Let's start with estimate_logpdf.
We have that the marginal distribution over the returned value x (the sample from the normal distribution) is given by
$$p(x) = \sum_i p(x\mid z=i) p(z=i)$$
where the sum is over the possible values of the categorical distribution, $p(x|z=i)$ is the density of the $i$-th normal at $x$, and $p(z=i)$ is the density of the categorical at the value $i$.
This sum can be rewritten as the expectation under the categorical distribution $p(z)$:
$$\sum_i p(x\mid z=i)p(z=i) = \mathbb{E}_{z\sim p(z)}[p(x\mid z)]$$
This means we can get an unbiased estimate of the expectation by simply sampling a z and returning p(x|z): the average value of this process is obviously its expectation (it's the definition on the expectation).
In other words, we proved that the estimation strategy used in estimate_logpdf indeed returns an unbiased estimate of the exact marginal.
Lastly, as we discussed above we cannot in general invert an unbiased estimate to get an unbiased estimate of the reciprocal, so one may be suspicious that the returned weight in random_weighted looks like the negation (in logspace) of the one returned in estimate_logpdf.
Here the argument is different, based on the following identity:
$$\frac{1}{p(x)} = \mathbb{E}_{z\sim p(z\mid x)}[\frac{1}{p(x\mid z)}]$$
The idea is that we can get an unbiased estimate if we can sample from the posterior $p(z|x)$. Given an $x$, this is an intractable sampling problem in general. However, in random_weighted, we sample a $z$ together with the $x$, and this $z$ is an exact posterior sample of $z$ that we get "for free".
Now to finish the explanation, the compact way to prove the identity is as follows.

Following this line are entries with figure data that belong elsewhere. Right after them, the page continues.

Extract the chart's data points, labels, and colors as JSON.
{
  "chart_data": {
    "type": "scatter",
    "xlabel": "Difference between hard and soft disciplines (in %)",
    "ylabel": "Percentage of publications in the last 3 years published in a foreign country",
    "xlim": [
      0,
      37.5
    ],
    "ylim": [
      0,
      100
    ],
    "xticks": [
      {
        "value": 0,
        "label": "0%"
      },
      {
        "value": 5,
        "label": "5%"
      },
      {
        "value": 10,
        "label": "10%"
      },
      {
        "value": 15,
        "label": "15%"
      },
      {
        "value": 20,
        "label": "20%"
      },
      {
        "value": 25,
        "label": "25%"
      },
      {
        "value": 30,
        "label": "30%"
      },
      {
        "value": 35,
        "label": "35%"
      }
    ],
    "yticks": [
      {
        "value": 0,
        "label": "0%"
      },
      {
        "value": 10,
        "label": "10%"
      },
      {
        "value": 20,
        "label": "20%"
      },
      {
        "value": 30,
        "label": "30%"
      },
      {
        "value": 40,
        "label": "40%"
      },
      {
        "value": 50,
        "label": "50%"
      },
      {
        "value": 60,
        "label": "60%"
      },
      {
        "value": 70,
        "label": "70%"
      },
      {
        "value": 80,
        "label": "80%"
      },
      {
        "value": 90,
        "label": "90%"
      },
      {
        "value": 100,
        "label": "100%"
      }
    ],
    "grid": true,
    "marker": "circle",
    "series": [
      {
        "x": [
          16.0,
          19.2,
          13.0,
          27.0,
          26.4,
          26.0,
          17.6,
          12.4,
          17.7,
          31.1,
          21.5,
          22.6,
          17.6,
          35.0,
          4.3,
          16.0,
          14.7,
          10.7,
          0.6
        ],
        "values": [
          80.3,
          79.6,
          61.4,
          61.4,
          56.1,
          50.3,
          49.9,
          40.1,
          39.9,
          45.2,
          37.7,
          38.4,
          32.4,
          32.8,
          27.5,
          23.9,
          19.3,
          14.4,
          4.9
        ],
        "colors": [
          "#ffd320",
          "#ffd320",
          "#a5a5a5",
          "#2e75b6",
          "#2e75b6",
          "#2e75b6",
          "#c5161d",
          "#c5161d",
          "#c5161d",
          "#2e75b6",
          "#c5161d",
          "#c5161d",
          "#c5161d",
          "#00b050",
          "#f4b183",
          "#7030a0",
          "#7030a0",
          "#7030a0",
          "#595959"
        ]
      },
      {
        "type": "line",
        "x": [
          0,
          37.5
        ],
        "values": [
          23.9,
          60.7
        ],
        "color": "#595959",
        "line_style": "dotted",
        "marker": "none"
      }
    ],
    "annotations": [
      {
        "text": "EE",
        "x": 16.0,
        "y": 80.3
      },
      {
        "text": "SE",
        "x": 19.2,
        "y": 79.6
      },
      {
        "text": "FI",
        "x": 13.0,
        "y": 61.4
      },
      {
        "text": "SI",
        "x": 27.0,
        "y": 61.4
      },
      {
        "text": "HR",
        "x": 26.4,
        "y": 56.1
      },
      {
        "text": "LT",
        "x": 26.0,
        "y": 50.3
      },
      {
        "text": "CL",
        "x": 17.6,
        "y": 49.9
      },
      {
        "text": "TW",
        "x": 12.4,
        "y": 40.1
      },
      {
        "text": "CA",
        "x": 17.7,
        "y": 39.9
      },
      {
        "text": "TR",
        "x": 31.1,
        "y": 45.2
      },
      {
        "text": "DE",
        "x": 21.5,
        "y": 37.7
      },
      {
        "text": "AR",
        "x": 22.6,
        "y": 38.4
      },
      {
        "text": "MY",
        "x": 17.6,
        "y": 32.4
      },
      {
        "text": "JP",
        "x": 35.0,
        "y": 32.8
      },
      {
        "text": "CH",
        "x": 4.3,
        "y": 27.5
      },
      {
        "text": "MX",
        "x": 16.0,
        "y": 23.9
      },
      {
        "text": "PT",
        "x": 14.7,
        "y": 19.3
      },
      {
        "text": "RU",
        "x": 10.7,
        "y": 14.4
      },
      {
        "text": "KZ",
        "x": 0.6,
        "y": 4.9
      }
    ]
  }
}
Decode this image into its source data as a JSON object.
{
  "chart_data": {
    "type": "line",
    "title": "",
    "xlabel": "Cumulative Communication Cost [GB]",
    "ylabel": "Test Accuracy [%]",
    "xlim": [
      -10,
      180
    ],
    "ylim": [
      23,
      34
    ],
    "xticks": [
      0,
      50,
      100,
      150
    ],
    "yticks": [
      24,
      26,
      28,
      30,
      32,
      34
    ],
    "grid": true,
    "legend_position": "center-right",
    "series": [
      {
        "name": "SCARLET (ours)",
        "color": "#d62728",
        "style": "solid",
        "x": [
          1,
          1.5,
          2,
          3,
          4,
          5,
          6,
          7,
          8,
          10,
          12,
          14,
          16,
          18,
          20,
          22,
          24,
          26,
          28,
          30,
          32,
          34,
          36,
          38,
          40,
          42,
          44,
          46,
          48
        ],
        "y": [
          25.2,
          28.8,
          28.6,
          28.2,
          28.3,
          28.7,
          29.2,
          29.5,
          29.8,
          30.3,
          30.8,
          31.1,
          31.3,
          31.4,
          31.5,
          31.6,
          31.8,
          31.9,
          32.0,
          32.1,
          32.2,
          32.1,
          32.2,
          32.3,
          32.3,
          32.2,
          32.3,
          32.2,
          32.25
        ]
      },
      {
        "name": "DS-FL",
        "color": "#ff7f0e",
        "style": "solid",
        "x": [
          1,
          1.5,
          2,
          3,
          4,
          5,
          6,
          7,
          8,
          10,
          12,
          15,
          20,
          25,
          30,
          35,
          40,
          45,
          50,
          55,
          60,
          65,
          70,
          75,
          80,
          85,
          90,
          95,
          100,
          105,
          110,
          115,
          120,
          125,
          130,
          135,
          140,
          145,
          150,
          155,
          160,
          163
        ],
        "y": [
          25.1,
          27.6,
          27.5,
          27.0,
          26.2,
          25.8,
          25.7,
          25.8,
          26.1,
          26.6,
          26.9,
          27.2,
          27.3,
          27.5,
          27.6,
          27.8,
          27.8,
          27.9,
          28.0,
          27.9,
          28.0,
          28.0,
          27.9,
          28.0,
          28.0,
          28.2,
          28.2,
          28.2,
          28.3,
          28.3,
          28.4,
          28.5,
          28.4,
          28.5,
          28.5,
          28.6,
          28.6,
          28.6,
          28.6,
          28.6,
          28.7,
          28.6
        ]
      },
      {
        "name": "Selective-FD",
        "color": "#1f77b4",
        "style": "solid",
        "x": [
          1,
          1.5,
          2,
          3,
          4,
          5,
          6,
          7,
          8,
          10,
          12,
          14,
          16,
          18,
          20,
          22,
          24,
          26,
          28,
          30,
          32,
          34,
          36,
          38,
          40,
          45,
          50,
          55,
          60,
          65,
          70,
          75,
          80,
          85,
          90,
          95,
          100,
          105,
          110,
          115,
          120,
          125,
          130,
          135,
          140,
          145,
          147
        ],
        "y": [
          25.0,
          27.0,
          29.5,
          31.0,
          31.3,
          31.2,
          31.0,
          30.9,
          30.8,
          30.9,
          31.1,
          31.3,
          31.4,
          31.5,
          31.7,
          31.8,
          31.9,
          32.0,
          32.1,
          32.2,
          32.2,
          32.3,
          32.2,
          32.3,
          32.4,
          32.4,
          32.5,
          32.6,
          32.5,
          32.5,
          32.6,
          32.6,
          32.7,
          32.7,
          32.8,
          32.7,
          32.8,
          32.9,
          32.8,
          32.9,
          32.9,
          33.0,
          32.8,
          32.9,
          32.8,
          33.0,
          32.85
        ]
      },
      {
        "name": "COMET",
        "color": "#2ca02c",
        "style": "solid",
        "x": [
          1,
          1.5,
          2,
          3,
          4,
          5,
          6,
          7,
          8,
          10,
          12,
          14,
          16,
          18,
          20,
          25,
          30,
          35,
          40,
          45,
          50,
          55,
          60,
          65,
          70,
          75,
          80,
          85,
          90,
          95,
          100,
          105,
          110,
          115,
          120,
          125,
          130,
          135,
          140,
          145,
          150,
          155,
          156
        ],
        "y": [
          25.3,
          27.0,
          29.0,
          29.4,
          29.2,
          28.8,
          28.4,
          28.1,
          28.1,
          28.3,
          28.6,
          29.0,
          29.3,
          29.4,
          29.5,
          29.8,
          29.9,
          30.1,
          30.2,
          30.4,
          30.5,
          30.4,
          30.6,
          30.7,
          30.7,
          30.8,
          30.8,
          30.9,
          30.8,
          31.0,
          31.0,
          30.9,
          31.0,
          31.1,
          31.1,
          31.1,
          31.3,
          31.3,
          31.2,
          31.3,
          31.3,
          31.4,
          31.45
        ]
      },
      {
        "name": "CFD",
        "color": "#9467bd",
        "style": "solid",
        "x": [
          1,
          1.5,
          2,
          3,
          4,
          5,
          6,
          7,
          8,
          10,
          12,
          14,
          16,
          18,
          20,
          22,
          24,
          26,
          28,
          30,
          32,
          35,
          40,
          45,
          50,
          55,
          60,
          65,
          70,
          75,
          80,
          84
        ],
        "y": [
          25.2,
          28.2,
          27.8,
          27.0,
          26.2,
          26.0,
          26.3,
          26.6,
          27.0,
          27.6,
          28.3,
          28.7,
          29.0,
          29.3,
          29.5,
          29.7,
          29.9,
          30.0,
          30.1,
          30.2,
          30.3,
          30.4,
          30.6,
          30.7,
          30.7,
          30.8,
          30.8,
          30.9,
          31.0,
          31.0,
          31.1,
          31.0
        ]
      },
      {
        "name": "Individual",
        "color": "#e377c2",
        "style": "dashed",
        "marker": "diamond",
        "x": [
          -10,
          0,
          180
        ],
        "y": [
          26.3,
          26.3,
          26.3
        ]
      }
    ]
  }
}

$$ \begin{matrix} \frac{1}{p(x)} &\\ = \frac{1}{p(x)} \mathbb{E}_{z \sim B}[p(z)] & \text{$p(z)$ density w.r.t. base measure $B$ and of total mass 1}\\ = \frac{1}{p(x)} \mathbb{E}_{z \sim p(z\mid x)}[\frac{p(z)}{p(z\mid x)}] &\text{seeing $p(z|x)$ as an importance sampler for $B$}\\ = \mathbb{E}_{z \sim p(z\mid x)}[\frac{p(z)}{p(z\mid x)p(x)}] & \text{$p(x)$ doesn't depend on $z$ moved within the expectation}\\ = \mathbb{E}_{z \sim p(z\mid x)}[\frac{p(z)}{p(z,x)}] & \text{ definition of joint distribution}\\ = \mathbb{E}_{z \sim p(z\mid x)}[\frac{p(z)}{p(z)p(x|z)}] & \text{definition of conditional distribution}\\ = \mathbb{E}_{z \sim p(z\mid x)}[\frac{1}{p(x|z)}] & \text{simplification} \end{matrix} $$